El arte es un producto, todo lo que el hombre hace genera un mercado, y ese mercado del arte no es nuevo, siempre ha sido así. En el siglo XVII, los artistas tenían su taller como yo lo tengo hoy aquí, con sus familias, sus asistentes y en donde había un espacio para vender las obras. París es una plataforma para lanzar las ideas y ser oído, y eso era lo que a mí me interesaba. Creo que todavía París sigue siendo una plataforma de debate como Londres o Nueva York. Sin embargo, hay algo terrible que comprendí desde muy joven. Hay sitios en el mundo por donde no pasan las coordenadas de la historia. Antes, en los años cuarenta, lo que me desmoralizaba es que yo no tenía voz, mi país no figuraba en ninguna parte, yo veía los libros de arte y no había ningún artista venezolano, ningún artista latinoamericano. Yo me preguntaba: ¿y es que nosotros no existimos? Yo quería hacerme oír, mostrarle a la gente que yo estoy vivo y que quiero y puedo mirar de frente a un americano o a un francés. Yo creo que toda mi generación se vino a Europa porque era esa plataforma para ser escuchada. Ahora los jóvenes se van a Estados Unidos porque hay un mercado. En mi época uno no pensaba en el mercado, sino en la ideas, es otra manera de pensar.
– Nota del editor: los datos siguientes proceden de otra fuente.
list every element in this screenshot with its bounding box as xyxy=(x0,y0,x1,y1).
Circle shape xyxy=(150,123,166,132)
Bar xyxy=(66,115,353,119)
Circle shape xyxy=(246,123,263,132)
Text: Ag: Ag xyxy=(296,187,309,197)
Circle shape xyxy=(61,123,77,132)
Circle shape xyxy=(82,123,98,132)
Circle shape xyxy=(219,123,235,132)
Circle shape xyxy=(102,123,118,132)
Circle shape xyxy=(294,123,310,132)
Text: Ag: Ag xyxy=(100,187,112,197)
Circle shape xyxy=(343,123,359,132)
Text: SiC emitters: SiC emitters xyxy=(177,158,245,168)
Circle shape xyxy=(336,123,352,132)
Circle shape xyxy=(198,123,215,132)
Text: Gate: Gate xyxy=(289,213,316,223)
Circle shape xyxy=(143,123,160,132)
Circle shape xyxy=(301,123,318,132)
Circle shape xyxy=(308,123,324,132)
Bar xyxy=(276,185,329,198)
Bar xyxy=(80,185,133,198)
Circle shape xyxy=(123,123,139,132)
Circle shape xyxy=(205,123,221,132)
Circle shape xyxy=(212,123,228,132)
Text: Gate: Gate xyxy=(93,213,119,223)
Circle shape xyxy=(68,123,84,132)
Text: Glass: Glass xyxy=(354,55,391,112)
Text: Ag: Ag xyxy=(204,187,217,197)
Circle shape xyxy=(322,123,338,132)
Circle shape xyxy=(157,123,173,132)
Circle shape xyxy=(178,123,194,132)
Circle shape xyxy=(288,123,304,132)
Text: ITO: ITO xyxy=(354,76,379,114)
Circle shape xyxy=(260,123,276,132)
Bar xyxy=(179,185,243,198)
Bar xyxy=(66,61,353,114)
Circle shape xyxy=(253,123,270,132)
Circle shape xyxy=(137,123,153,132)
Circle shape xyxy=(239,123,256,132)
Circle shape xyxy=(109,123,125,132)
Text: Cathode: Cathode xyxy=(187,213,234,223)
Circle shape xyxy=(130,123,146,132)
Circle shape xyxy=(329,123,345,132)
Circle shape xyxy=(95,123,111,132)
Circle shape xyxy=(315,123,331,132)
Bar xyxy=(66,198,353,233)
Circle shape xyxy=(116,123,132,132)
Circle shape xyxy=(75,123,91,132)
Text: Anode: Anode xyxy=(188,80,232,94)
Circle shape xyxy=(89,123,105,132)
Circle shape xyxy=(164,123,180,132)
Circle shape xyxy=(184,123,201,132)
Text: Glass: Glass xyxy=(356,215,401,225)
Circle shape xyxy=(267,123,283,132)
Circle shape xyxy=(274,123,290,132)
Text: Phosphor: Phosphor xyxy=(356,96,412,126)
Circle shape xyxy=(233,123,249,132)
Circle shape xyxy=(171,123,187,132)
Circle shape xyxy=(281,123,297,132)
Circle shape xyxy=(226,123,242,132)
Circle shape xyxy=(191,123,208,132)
¿Qué opina usted del precio desmedido de obras de artistas como Damien Hirst y Jeff Koons?
Lo único que queda en la historia, en la literatura, en la música o en la poesía es aquello que ha modificado un concepto, lo demás desaparece. Los impresionistas inventaron arte, los pintores abstractos inventaron arte, los verdaderos inventores son los que permanecen, los demás pueden tener un éxito económico maravilloso, pero no permanecen en el tiempo.